O fato de ser consciente e livre[10] distingue o homem das demais criaturas, tornando-o responsável por suas escolhas pessoais. Por isso ele precisa dispor de critérios baseados em valores referenciais absolutamente confiáveis. Neste sentido necessita contextualizar-se numa cosmovisão na qual possa ancorar, com total segurança, os valores que nortearão seu vir a ser. Todavia, para construir uma mundividência totalmente confiável teria que arrimá-la numa “transcendência absoluta”. Mas a transcendência absoluta” é inacessível à razão. Sob o ponto de vista estritamente racional, dela nada se pode afirmar ou negar. Portanto, na prática do vir a ser cotidiano, para vencer as incertezas de seu devir, o “ser para si” necessita apoiar-se na “razão e na fé como os dois olhos da alma; na verdade[11] e na crença[12]  como os dois pólos da vida”[13].                                  
Everaldo Lopes


[1] O poder que as pessoas têm de escolher suas ações, no sentido que o “agente”, embora limitado por sua contingência, não é totalmente condicionado por fatores antecedentes, e tem vontade própria.
[2] No heideggerianismo, situação característica da existência humana que, lançada ao mundo, está submetida às injunções e necessidades dos fatos.

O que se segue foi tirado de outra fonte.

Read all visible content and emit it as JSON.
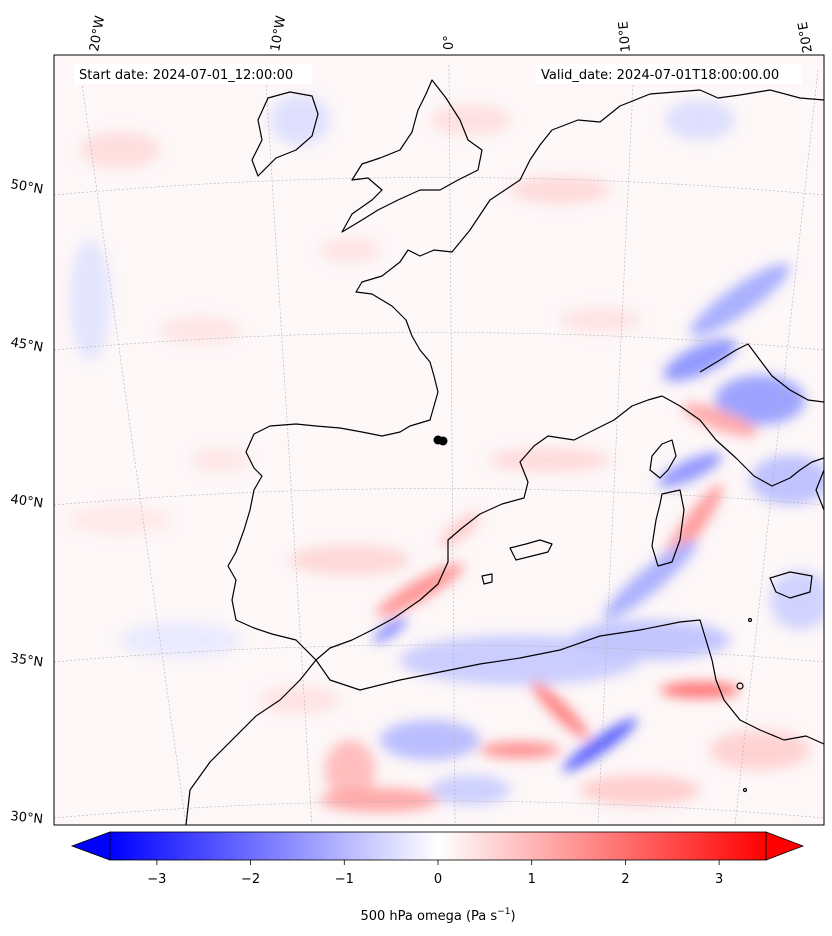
{
  "map": {
    "start_label": "Start date: 2024-07-01_12:00:00",
    "valid_label": "Valid_date: 2024-07-01T18:00:00.00",
    "lon_labels": [
      "20°W",
      "10°W",
      "0°",
      "10°E",
      "20°E"
    ],
    "lat_labels": [
      "50°N",
      "45°N",
      "40°N",
      "35°N",
      "30°N"
    ],
    "field": "500 hPa omega"
  },
  "colorbar": {
    "ticks": [
      "−3",
      "−2",
      "−1",
      "0",
      "1",
      "2",
      "3"
    ],
    "tick_values": [
      -3,
      -2,
      -1,
      0,
      1,
      2,
      3
    ],
    "range": [
      -3.5,
      3.5
    ],
    "label_main": "500 hPa omega (Pa s",
    "label_sup": "−1",
    "label_end": ")",
    "colors": {
      "neg": "#0000ff",
      "zero": "#ffffff",
      "pos": "#ff0000"
    }
  },
  "styles": {
    "coastline": "#000000",
    "gridline": "#b0b0b0"
  }
}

[3] Ser que implica na consciência, conhecimento a seu próprio respeito e a respeito do mundo. (Sartre)
[4] Podemos entender um Em-si como qualquer objeto existente no mundo e que possui uma essência definida. (Sartre
[5] Que não depende de ninguém, de coisa alguma; independente, soberano            que não sofre nem comporta restrição ou reserva; inteiro, infinito    que não admite condições, limites; incondicional.

[6] . Princípio supremo de explicação da existência, da ordem e da razão universais, e garantia dos valores morais.
[7]  Agrupamento de todos os homens que se caracteriza por forte coesão baseada no consenso espontâneo dos indivíduos. 
[8] Amit Goswami in “O Ativista Quântico”. Segundo a Teoria Quântica, a realidade são probabilidades que se materializam mediante escolhas da Consciência Cósmica (não localizada) e da consciência pessoal (local). Ed. Aleph.
[9] Segundo Rudolf Otto (1869-1927), teólogo e filósofo alemão, o sentimento único vivido na experiência religiosa, a experiência do sagrado, em que se confundem a fascinação, o terror e o aniquilamento.  Aurélio Sec.XXI
[10] Liberdade limitada pela própria contingência humana, obviamente.
[11] Produto da razão
[12] Produto da fé
[13] Guerra Junqueiro em “A velhice do Padre Eterno”.